When a minimally invasive approach is used, patients receive the same operation as they would with a traditional, “open” surgery. The only difference is in the approach and tools used. Patients, who once had to endure a long incision scar down the center of their chests and a painful, lengthy recovery, now have a small, 5- to 6-centimeter chest incision.
What that means for you or your loved one is a quicker recovery with less pain and a faster return to normal activity. In addition, patients who have minimally invasive heart surgery spend less time at the hospital.
Leading The Way
“Patients who aren’t familiar with this type of surgery find it hard to believe they can go home after as little as a day or two,” Dr. Massimiano says.
Washington Adventist Hospital has been providing comprehensive heart care to the Washington, D.C., region for nearly 50 years. Dr. Massimiano and his team of experienced surgeons helped pioneer the development of minimally invasive valve surgery.
“People have a choice when it comes to heart surgery,” Dr. Massimiano says. “They want to know where they should go and if they’ll have access to the most up-to-date and advanced techniques available.”
At Washington Adventist Hospital, the experienced and coordinated team of cardiac and intensive care doctors, nurses, technicians and rehabilitation therapists works with heart surgeons to provide each patient the best, least-invasive treatment with a personalized and caring approach through every step of treatment and recovery.

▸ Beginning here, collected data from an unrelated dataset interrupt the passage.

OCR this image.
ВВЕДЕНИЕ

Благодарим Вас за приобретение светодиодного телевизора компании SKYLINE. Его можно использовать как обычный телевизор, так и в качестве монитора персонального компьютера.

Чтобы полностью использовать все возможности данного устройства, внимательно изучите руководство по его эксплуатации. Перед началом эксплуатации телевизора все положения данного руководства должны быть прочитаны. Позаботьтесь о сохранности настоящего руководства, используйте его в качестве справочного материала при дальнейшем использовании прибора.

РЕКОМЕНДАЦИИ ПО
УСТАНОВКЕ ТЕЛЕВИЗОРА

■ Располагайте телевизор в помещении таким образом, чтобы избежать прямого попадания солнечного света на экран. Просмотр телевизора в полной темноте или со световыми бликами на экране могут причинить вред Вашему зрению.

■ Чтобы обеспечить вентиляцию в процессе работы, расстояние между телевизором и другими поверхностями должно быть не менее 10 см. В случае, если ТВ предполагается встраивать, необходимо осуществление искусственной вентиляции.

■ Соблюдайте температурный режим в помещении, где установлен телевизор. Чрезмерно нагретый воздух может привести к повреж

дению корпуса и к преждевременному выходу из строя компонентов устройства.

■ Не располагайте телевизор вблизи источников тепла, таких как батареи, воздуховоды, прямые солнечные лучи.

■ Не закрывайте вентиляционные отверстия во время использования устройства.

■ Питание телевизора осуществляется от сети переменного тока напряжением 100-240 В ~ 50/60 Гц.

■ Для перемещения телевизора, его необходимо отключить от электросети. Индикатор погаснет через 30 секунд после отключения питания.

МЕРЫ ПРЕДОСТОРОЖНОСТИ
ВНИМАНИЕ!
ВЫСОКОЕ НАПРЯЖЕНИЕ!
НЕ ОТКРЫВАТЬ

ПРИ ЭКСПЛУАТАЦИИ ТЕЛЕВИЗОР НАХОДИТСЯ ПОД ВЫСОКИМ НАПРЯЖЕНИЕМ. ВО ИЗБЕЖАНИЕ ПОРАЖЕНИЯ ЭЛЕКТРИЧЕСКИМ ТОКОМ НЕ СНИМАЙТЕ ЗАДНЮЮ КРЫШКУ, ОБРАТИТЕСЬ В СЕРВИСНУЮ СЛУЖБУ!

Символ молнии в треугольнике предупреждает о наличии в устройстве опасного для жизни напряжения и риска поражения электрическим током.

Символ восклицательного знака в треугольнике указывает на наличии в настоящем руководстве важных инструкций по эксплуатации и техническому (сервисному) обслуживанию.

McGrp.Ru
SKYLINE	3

Understanding Your Options
Washington Adventist Hospital’s surgical team carefully compares the advantages and disadvantages of minimally invasive techniques with traditional surgery techniques for each patient. Not everyone is a candidate for minimally invasive surgery. It is important for prospective patients to talk to their doctor about each option to decide what is best for them.
“Former patients get back in touch with me to say that their heart surgery allowed them to travel to France, see their son get married, or welcome a grandchild into the world. That’s a good feeling,” Dr. Massimiano says. “Heart surgery can be a frightening prospect, but, ultimately, it can restore the heart to good health, which means an opportunity to get back to a normal life.”